DANVILLE — Marcus Forrest and Durrell Robinson want change and are doing their part by speaking out and leading by example, in hopes of a better world. Both guys know they have a big influence on the next generation and the athletes they coach. They also know the need for justice and equality for black men and women is long overdue, yet once again in the spotlight following the death of George Floyd. Former Minneapolis police officer Derek Chauvin is in custody, accused of second degree murder and manslaughter, after kneeling on Floyd’s neck for more than eight minutes last week.
“It’s a tough situation but it brings people together and Mr. Floyd losing his life has brought a country and really a world together, coming together for the same cause,” Forrest said.
Going into his fourth year leading the football program, Forrest has conversations with his athletes about race, prejudice, police encounters and handling situations routinely. For him, learning about life is just as important as anything that happens on the field. That’s why Forrest was happy to see several of his players march in a Danville protest earlier this week.
“You know I look at here in Danville when we had the march, one of the most things I was most proud of was the fact that there was black people, white people, Hispanic people, Asian people, men, women, children, officers, everybody walking together being peaceful,” Forrest said.

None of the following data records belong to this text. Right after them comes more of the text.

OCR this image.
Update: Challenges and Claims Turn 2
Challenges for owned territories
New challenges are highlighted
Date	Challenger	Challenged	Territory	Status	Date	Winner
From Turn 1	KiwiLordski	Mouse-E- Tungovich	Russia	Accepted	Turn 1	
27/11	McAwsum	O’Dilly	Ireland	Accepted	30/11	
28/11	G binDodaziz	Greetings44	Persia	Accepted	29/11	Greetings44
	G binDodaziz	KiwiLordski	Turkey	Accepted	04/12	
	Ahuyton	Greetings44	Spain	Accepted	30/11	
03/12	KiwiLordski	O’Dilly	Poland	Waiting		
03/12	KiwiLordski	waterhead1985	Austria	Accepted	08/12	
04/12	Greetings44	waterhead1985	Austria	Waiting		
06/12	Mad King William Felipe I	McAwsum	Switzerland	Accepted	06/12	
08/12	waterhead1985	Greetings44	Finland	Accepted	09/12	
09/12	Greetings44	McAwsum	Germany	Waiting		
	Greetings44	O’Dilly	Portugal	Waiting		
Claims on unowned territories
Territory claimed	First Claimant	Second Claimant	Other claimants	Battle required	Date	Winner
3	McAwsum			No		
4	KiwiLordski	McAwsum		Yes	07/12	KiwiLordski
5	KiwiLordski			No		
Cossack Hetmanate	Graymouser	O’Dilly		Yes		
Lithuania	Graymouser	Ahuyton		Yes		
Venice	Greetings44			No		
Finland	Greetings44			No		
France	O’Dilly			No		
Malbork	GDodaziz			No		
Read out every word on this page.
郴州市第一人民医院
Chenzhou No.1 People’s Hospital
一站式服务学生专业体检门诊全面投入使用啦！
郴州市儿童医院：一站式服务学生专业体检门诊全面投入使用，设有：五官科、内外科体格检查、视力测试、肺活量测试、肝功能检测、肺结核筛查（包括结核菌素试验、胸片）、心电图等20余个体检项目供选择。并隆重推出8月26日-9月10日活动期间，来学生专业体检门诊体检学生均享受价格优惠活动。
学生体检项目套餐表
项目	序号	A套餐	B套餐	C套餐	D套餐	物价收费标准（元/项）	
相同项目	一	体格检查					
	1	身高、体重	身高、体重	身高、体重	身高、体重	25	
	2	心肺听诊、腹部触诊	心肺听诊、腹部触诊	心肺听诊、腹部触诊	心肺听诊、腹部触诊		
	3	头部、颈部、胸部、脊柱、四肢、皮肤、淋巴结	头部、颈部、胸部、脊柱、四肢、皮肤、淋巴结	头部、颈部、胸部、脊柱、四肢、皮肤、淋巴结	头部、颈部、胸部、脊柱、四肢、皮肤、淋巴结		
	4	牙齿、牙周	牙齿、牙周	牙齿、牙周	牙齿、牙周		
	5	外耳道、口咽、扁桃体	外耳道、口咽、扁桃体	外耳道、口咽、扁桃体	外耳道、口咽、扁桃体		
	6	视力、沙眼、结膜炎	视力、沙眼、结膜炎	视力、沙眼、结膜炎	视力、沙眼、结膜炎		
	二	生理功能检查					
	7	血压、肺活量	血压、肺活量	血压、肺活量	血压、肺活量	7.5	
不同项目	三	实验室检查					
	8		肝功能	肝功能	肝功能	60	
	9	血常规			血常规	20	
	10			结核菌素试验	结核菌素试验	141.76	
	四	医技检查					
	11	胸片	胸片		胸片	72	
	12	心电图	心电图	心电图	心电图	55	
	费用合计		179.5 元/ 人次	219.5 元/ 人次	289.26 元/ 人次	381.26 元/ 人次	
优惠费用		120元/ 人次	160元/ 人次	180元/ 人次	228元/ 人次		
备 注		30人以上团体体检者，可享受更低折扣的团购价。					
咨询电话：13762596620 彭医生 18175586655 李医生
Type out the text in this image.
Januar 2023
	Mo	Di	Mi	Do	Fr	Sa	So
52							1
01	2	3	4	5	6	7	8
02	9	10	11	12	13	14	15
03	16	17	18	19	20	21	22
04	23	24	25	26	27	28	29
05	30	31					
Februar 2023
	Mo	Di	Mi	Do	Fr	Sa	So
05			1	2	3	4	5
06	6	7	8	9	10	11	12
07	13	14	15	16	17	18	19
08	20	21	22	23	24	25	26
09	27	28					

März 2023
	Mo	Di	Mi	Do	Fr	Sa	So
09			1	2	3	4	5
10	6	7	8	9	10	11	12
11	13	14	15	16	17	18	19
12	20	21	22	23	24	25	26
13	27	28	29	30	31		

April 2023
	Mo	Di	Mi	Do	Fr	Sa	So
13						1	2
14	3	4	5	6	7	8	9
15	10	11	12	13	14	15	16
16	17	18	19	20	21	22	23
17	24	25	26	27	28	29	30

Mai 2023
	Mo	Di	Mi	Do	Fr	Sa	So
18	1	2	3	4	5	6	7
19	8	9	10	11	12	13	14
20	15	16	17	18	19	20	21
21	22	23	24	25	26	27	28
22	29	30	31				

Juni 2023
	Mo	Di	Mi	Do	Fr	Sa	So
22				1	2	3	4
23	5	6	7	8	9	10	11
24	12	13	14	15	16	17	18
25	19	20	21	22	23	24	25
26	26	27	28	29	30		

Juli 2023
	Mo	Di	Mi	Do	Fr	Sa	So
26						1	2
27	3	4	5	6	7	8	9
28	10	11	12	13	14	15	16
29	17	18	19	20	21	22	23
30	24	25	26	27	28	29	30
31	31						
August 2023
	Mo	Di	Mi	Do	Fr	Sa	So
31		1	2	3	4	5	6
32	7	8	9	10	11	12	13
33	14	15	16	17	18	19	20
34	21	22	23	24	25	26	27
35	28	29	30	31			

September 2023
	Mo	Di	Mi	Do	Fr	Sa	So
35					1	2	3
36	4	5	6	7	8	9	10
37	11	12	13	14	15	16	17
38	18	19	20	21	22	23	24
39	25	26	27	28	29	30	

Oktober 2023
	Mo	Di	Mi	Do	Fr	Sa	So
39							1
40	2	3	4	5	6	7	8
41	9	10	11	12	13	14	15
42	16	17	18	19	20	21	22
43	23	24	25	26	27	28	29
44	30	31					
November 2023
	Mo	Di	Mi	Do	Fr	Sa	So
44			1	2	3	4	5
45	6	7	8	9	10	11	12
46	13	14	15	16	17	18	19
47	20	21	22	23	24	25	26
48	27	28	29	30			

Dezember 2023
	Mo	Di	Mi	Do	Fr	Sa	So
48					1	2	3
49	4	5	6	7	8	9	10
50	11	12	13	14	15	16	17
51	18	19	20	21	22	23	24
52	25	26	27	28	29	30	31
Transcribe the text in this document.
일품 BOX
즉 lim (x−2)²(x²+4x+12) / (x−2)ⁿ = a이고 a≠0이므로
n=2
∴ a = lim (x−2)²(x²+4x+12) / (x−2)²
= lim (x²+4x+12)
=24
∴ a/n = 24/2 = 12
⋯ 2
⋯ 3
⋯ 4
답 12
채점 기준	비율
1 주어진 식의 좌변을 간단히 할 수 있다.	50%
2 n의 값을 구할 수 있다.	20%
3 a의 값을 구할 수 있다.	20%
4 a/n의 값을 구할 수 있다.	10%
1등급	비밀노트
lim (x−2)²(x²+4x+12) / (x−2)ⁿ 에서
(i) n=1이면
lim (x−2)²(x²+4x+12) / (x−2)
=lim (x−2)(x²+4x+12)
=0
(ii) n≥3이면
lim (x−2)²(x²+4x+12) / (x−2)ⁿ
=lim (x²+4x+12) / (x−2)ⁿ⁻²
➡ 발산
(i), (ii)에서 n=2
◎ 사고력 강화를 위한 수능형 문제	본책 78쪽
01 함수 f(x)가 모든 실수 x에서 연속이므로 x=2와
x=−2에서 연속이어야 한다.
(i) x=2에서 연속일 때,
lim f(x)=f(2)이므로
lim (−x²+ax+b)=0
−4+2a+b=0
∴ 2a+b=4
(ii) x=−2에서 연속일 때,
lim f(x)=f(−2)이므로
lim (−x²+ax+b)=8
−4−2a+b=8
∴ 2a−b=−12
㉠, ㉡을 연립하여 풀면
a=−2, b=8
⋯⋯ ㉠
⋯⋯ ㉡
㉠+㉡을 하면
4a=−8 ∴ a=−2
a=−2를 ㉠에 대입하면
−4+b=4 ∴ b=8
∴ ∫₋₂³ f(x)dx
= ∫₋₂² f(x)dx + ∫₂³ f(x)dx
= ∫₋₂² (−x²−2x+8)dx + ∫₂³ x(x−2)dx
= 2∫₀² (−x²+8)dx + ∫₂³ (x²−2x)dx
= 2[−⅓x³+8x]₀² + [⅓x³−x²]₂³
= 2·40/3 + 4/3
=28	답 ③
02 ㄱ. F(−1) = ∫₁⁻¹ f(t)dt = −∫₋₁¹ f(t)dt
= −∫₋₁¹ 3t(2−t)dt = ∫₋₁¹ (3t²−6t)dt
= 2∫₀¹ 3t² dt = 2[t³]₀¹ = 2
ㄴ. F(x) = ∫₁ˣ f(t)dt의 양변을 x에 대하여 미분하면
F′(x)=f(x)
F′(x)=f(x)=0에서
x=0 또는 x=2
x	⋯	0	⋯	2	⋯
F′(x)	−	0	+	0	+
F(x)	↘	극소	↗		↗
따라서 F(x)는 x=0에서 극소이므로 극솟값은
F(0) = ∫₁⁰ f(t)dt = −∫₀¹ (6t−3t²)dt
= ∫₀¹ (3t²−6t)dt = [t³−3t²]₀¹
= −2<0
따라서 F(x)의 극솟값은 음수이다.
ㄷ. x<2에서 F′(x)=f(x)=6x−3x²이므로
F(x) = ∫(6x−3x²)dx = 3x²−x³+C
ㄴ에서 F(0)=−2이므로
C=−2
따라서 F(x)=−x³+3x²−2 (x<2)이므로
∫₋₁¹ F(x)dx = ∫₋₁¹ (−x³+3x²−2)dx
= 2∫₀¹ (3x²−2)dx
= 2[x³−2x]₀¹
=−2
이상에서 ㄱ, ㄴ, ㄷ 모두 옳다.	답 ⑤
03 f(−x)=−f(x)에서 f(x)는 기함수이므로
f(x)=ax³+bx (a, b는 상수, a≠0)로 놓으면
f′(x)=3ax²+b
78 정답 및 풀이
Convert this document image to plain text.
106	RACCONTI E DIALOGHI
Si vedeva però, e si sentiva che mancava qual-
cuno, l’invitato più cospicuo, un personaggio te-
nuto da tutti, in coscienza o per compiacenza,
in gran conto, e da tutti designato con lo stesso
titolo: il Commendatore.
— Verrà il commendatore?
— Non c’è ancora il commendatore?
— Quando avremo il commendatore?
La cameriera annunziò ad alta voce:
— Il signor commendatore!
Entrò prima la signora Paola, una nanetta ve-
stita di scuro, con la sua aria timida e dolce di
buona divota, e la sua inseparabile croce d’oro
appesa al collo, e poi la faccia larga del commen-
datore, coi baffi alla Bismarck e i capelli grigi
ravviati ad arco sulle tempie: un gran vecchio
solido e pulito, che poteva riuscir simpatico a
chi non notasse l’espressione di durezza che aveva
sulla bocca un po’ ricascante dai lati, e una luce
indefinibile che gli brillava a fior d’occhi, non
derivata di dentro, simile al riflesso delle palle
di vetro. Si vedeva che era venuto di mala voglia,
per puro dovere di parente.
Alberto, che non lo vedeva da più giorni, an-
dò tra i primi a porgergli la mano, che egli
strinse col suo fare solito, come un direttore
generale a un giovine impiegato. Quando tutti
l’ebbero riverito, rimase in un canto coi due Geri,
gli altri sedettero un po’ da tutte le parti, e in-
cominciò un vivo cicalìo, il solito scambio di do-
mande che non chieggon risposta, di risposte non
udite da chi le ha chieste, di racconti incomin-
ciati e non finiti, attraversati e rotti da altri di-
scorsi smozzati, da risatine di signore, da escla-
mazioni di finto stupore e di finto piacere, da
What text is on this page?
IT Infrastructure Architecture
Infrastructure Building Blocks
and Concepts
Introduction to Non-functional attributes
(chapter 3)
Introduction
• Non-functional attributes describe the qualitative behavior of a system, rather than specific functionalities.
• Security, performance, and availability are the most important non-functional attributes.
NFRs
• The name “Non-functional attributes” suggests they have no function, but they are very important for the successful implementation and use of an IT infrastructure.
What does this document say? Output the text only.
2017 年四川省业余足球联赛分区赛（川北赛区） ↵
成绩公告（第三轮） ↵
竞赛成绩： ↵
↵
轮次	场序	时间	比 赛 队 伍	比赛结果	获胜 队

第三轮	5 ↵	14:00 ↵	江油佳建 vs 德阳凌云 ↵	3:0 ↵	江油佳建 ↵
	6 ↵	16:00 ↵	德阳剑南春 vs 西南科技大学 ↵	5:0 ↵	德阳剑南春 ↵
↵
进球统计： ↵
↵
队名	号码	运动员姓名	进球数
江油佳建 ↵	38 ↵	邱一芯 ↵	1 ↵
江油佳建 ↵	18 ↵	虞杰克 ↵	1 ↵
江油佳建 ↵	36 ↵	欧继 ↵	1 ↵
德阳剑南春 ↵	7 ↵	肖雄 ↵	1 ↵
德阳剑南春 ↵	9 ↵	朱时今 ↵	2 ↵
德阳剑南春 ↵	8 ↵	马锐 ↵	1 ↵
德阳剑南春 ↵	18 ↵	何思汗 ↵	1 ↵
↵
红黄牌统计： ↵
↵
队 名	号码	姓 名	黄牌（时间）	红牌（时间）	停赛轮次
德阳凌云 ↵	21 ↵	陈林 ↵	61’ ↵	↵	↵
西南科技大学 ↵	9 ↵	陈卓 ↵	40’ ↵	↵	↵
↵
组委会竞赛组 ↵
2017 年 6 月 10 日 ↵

For Robinson, seeing Floyd’s death hurt. While working as a pro basketball coach in St. Louis, he visited the site where Mike Brown was shot by a police officer in Ferguson, Missouri. Robinson also previously lived in Tulsa, Oklahoma and knows some of Terence Crutcher’s family members. He was unarmed when shot and killed by an officer. Now in his role as the boys’ basketball coach for the Vikings, Robinson has a platform in his community.
“Everything has been adding up,” Robinson said. “It’s been too consistent where we’ve been losing a lot of our black men to this type of brutality and it’s even been caught on camera. As we all know, the biggest thing is serving justice. Until justice is served, there’s nothing that’s going to be changed. There’s got to be an accountability with it. What I’ve been really loving is the way we’ve been able to peacefully march, even here in Danville, and I like the way Champaign bounced back after their situation, they decided to march the next day.”
“And a beautiful time and it shows that we can all come together and work together and when we do, changes do happen,” added Forrest.